El aprendizaje de una geisha es un camino arduo. Sin embargo, esta humilde persona admira con todo su corazón a quienes son capaces de refundir su sufrimiento y se convierten en grandes artistas. Hace unos años, estando de visita en Gion, tuve el honor de presenciar las danzas de primavera y de asistir a la fiesta que siguió en una casa de té, y esa experiencia me causó una profunda impresión. Me proporciona cierta satisfacción saber que hemos encontrado para ti un lugar seguro en el mundo, Chiyo, y que no te verás obligada a sufrir años de incertidumbre. Esta humilde persona ha vivido lo bastante para haber visto crecer a dos generaciones de niños, y sabe lo raro que es que nazca un cisne de un pájaro común. El cisne que sigue viviendo en el árbol de sus padres acaba muriendo; por eso quienes están dotados de belleza y de talentos llevan la carga de encontrar su propio camino.
Tu hermana, Satsu, vino a Yoroido al final del otoño pasado, pero enseguida huyó con el hijo del Señor Sugi. Éste espera fervientemente volver a ver a su querido hijo antes de morir, y, por consiguiente, te pide que si recibes noticias de tu hermana, tengas la bondad de notificárselo de inmediato.
Sinceramente tuyo,
Tanaka Ichiro
Mucho antes de que la Tía hubiera terminado de leer la carta, las lágrimas habían empezado a manar de mis ojos, como el agua que sale de una olla hirviendo. Pues ya habría sido bastante malo enterarme de la muerte de mi madre, o de la de mi padre. ¡Pero enterarme de golpe de la muerte de ambos y de que también había perdido a mi hermana para siempre…! Mi mente no tardó en sentirse como un jarrón hecho añicos en el suelo. Me sentía perdida incluso dentro de aquella habitación.

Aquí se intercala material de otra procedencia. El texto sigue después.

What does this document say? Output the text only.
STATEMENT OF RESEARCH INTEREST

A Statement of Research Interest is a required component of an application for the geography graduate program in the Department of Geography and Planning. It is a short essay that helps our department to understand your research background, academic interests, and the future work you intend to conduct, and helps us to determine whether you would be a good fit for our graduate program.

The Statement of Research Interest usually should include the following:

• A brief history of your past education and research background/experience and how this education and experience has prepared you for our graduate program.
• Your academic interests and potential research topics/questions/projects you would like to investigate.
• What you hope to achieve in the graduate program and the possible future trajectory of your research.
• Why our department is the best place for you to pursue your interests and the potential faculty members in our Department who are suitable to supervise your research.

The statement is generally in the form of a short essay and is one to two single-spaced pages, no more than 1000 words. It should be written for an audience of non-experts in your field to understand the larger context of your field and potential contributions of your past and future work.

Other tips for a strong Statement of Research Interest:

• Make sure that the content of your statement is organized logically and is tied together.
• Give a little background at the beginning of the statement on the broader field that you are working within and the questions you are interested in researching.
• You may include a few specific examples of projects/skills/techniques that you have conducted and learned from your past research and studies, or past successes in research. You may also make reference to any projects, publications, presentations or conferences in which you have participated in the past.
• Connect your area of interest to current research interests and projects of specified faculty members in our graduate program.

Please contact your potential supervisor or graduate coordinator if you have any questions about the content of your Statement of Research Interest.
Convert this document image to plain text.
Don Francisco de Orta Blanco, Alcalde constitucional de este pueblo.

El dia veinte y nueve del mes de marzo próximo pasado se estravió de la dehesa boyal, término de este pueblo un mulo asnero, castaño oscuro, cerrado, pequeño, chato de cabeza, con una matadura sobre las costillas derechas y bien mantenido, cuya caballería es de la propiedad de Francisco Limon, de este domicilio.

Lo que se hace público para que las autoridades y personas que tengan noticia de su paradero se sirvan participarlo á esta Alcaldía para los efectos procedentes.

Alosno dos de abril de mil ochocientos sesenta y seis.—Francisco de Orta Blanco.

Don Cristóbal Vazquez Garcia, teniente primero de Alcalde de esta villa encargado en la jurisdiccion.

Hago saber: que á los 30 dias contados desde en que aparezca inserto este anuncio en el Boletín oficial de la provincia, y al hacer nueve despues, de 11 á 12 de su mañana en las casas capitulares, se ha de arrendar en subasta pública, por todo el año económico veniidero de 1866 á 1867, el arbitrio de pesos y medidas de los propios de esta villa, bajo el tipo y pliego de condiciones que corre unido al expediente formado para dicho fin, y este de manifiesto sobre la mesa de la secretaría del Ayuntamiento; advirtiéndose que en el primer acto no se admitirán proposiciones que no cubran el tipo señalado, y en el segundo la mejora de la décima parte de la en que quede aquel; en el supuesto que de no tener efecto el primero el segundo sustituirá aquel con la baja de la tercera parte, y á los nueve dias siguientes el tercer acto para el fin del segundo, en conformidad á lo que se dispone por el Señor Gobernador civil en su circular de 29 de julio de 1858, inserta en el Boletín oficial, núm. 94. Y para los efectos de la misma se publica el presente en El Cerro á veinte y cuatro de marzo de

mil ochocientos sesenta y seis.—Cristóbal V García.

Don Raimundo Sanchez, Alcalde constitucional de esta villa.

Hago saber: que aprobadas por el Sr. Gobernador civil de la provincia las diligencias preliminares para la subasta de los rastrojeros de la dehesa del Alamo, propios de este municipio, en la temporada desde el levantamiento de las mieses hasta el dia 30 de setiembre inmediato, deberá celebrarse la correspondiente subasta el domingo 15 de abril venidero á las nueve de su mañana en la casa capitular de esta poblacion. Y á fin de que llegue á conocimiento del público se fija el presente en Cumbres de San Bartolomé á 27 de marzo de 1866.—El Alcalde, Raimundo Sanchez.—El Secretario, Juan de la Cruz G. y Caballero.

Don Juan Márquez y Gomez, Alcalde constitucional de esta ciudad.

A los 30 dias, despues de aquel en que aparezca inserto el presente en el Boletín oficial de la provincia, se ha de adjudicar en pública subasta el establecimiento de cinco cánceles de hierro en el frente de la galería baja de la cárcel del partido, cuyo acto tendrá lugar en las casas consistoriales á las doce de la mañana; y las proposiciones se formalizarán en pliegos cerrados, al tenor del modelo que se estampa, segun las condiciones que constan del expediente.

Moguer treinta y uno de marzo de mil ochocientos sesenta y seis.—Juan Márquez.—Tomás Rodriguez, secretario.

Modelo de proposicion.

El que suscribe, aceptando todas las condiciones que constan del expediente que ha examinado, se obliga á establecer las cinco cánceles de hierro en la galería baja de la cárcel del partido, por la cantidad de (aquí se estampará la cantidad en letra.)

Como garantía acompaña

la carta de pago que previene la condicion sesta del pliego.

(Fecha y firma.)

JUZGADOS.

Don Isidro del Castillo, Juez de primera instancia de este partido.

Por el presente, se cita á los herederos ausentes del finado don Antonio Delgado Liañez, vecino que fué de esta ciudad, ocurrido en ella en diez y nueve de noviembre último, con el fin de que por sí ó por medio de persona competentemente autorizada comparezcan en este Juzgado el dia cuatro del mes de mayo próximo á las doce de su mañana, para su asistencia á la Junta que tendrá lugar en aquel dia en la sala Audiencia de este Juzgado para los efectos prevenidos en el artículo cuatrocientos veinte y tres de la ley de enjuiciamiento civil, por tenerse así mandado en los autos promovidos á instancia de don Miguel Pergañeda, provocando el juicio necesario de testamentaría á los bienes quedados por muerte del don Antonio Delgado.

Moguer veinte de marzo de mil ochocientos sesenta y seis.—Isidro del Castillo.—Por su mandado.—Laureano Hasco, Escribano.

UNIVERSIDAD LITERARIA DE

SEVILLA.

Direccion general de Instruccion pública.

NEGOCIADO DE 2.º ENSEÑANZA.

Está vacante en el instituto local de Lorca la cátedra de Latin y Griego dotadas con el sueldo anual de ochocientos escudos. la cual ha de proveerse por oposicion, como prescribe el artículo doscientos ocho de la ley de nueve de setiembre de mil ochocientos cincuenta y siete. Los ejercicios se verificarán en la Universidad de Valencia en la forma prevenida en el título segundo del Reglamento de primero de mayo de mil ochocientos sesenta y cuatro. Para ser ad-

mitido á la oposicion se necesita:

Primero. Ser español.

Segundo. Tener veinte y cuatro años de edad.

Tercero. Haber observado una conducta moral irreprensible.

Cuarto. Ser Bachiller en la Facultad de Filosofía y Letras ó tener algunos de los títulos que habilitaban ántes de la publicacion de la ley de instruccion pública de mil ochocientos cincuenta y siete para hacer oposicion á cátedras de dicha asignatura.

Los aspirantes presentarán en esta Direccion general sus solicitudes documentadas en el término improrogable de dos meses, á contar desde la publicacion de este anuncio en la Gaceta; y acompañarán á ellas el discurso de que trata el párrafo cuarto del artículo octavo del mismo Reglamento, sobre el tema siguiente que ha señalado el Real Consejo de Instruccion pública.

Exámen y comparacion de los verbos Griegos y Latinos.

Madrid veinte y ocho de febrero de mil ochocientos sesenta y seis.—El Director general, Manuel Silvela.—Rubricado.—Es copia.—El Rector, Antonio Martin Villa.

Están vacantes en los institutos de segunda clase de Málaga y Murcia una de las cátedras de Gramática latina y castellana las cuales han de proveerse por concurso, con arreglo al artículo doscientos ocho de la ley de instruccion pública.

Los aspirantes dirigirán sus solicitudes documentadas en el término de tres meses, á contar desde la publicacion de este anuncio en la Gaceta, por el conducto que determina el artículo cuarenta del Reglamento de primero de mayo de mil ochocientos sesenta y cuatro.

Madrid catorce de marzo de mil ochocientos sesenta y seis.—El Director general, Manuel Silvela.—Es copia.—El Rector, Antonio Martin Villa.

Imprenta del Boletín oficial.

Pensarás que era muy ingenua al haber mantenido viva durante tanto tiempo la esperanza de que mi madre siguiera viva. Pero tenía tan poco que esperar que supongo que me habría agarrado a cualquier cosa. La Tía fue muy amable conmigo mientras yo intentaba recuperarme. «Ánimo, Chiyo, ánimo. Ya ninguno de nosotros puede hacer nada.»
Cuando por fin pude hablar, le pedí a la Tía que dispusiera las tablillas donde yo no las viera y que rezara en mi nombre, pues a mí me apenaría mucho hacerlo. Pero ella se negó, y me dijo que debería darme vergüenza de volver así la espalda a mis ancestros. Me ayudó a ponerlas en un estante junto al pie de la escalera, donde podía rezar delante de ellas todas las mañanas. «No las olvides nunca, Chiyo-chan», me dijo. «Son lo único que te queda de tu infancia.»